Une période difficile que l’adolescence. L’adolescent se cherche, se définit et tente de faire des choix dans un environnement qui lui dicte souvent quoi faire, qui être. Il avance forcément à tâtons, suivant l’évolution naturelle d’un corps dont on lui parle d’ailleurs sans cesse. Le cheminement spirituel et intellectuel de l’adolescent, cependant, est passé sous silence, alors que c’est cette dimension psychologique qui, justement, suscite l’intérêt a posteriori. La popularité du récit de coming of age en témoigne. Au Québec, un échantillonnage filmique récent de ce genre cinématographique, rassemblant Prank, Mad Dog Labine, Une colonie et À l’ouest de Pluton, permet de dégager certains éléments communs aux récits initiatiques.

La banlieue et son absence de danger

Lorsqu’on pense aux représentations de la banlieue au cinéma, on s’imagine tout de suite quatre jeunes à vélo en route vers une aventure incroyable: ils repousseront une invasion extraterrestre, découvriront un cadavre au bord d’une rivière ou un trésor de pirate enfoui. Les aventures et les dangers servent généralement de prétexte pour faire grandir les personnages adolescents et leur faire vivre des expériences; c’est l’illustration, comme le veut la formule consacrée, du fameux «passage à l’âge adulte». La réalité québécoise de la banlieue, du moins telle qu’on la représente au cinéma, n’a cependant rien d’exaltant. Les adolescents de banlieue mis en scène dans les films considérés ici semblent plutôt isolés et peu stimulés. Ils doivent s’inventer des distractions, une quête, quitte à jouer les fauteurs de trouble, sans égard aux conséquences. La morosité du quotidien transforme les non-événements en événements, et la sécurité dont jouissent les personnages stimule leur audace, leur témérité. Cela dit, leur relatif confort les empêche de se mettre réellement en danger, ce qui limite les apprentissages qu’ils tirent de leurs mésaventures.

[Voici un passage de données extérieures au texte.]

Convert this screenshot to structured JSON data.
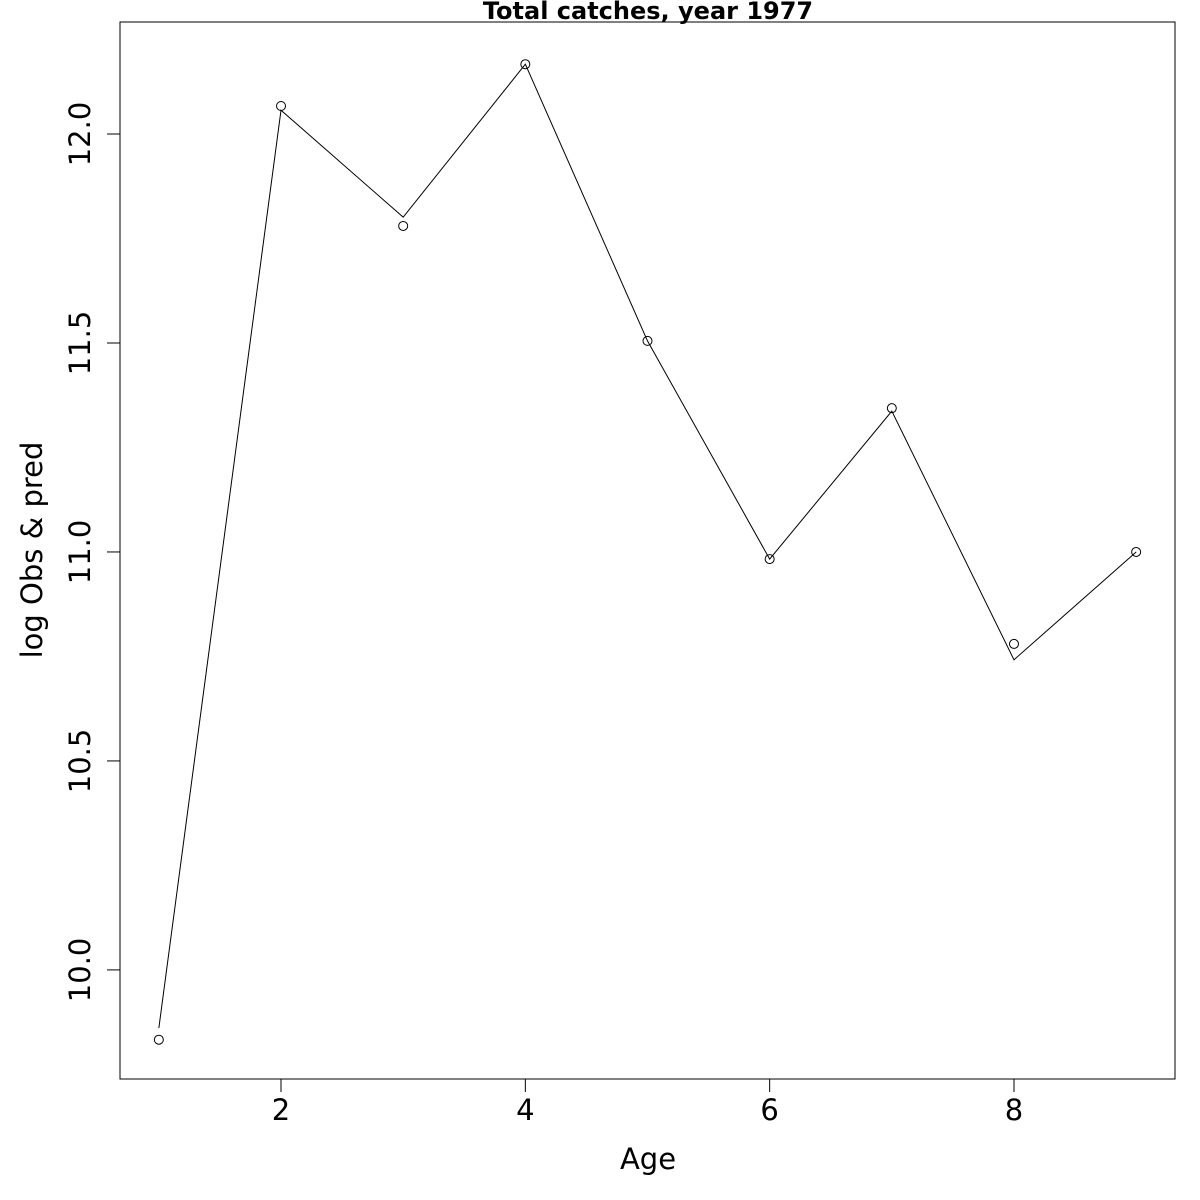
{
  "chart_data": {
    "type": "line",
    "title": "Total catches, year 1977",
    "x_label": "Age",
    "y_label": "log Obs & pred",
    "x": [
      1,
      2,
      3,
      4,
      5,
      6,
      7,
      8,
      9
    ],
    "series": [
      {
        "values": [
          9.833,
          12.067,
          11.78,
          12.167,
          11.505,
          10.983,
          11.344,
          10.78,
          11.0
        ],
        "marker": "circle",
        "color": "#000000"
      },
      {
        "values": [
          9.861,
          12.057,
          11.801,
          12.167,
          11.505,
          10.983,
          11.337,
          10.742,
          11.0
        ],
        "marker": "line",
        "color": "#000000"
      }
    ],
    "xlim": [
      0.682,
      9.318
    ],
    "ylim": [
      9.739,
      12.268
    ],
    "xticks": [
      2,
      4,
      6,
      8
    ],
    "yticks": [
      {
        "value": 10,
        "label": "10.0"
      },
      {
        "value": 10.5,
        "label": "10.5"
      },
      {
        "value": 11,
        "label": "11.0"
      },
      {
        "value": 11.5,
        "label": "11.5"
      },
      {
        "value": 12,
        "label": "12.0"
      }
    ]
  }
}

Dans Prank, le trio auquel se joint le protagoniste afin de former un quatuor boiteux est le plus symptomatique de cette réalité: on nous présente des jeunes qui s’occupent en faisant sans cesse des mauvais coups immatures et crasses, dont on souligne habilement l’insignifiance, sans pour autant verser dans le mépris envers les personnages. On remarque que ceux-ci sont constamment à l’extérieur. Ils sillonnent les parcs, arpentent des terrains vagues ou squattent des courts de tennis, des stationnements, des ponts, etc. Ils occupent des endroits «vides», et le petit groupe s’en prend à tous ceux qui croisent son chemin, quand ce n’est pas à ses propres membres. Peut-être s’agit-il d’une façon de démontrer qu’un monde sécuritaire est aussi un monde ennuyant, dépourvu de tension dramatique, dans lequel il faut provoquer soi-même les événements, en s’attaquant gratuitement aux autres.